Miré ferozmente a la monja.
– Habéis de llamarme mademoiselle. Y no tengo nada de que arrepentirme: ¡no he hecho nada malo, diga lo que diga mi madre! Es insultante que me digáis una cosa así. Se lo contaré a la abadesa.
La niñita empezó a llorar de nuevo al advertir la indignación en mi voz.
– Callandito, callandito -susurré, dando la espalda a la monja-. Callandito.
Y empecé a cantar una canción que me había enseñado Marie-Céleste.
Soy alegre
dulce, agradable,
una doncellita muy joven,
de menos de quince abriles.
Mis pechitos
florecen como es debido.
Debería estar aprendiendo
el amor
y sus caminos,
pero me tienen
presa.
¡Maldiga Dios a quien
aquí me trajo!
La monja trató de decir algo, pero canté con más fuerza, meciendo a la niñita.
Ha sido maldad, vileza y pecado
encerrar a esta doncellita
en un convento.
Claro que sí,
palabra de honor.
En el convento
vivo apesadumbrada,
Dios mío, porque soy muy joven.
Siento las primeras dulces punzadas
por debajo del cinturón.
¡Maldito sea el que me hizo monja!
La niñita había dejado de llorar y hacía ruiditos o se sorbía la nariz, como si también estuviera tratando de cantar aunque sin conocer la letra. Era múy agradable acunar a la pequeña y cantar desvergüenzas que la monja pudiera oír. La canción, además, podría haberse escrito para mí.

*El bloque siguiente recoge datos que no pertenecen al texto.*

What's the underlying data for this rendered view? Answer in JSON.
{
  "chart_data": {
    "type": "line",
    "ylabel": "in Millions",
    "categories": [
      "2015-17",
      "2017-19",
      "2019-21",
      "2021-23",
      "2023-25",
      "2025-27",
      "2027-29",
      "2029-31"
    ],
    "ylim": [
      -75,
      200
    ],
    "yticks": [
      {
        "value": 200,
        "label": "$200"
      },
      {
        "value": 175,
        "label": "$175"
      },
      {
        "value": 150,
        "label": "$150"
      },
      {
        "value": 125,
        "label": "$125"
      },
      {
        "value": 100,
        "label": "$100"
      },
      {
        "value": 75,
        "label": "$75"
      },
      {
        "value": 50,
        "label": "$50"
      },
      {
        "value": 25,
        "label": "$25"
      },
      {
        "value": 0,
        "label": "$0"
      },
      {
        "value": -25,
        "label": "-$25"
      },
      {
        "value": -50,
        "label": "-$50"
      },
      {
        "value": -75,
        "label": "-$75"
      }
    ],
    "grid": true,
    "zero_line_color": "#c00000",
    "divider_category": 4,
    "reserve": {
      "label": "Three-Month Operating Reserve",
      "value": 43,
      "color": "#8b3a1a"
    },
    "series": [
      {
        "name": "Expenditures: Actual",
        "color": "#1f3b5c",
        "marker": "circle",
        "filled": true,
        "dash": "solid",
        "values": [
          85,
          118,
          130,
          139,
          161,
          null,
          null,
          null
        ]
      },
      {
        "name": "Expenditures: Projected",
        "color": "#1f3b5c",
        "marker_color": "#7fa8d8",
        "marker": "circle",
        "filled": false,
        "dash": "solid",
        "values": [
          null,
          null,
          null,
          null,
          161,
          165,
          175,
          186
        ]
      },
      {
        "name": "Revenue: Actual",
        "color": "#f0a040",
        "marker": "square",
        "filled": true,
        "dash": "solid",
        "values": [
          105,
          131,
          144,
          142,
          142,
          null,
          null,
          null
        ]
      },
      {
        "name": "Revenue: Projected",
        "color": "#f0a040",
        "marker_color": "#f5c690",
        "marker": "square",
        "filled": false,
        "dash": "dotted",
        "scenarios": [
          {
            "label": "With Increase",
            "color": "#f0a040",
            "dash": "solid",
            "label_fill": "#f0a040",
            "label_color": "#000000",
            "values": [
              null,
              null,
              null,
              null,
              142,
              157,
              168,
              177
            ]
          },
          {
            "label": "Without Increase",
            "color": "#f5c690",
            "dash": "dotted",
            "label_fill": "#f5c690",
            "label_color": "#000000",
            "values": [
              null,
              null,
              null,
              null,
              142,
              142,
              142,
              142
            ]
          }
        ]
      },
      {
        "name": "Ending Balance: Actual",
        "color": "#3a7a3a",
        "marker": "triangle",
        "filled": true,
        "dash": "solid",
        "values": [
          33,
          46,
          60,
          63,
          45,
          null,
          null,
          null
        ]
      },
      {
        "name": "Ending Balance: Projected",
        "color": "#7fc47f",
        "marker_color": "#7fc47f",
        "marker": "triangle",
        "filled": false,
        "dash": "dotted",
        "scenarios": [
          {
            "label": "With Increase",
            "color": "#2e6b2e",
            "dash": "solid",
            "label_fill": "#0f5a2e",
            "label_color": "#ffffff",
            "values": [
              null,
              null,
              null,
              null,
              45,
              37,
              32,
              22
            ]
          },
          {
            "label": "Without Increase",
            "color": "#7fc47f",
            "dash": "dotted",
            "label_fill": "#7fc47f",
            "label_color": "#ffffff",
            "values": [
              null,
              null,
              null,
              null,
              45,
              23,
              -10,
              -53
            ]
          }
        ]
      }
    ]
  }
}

Oí pasos detrás de nosotras y supe que eran de Béatrice, mi carcelera, tan odiosa como las monjas.
– ¡No cantéis esa canción! -susurró.
No le hice ningún caso.
– ¿Quieres volver a correr? -le pregunté a la niñita-. ¿Corremos juntas? Ven, vamos a dar la vuelta a todo el claustro lo más deprisa que podamos.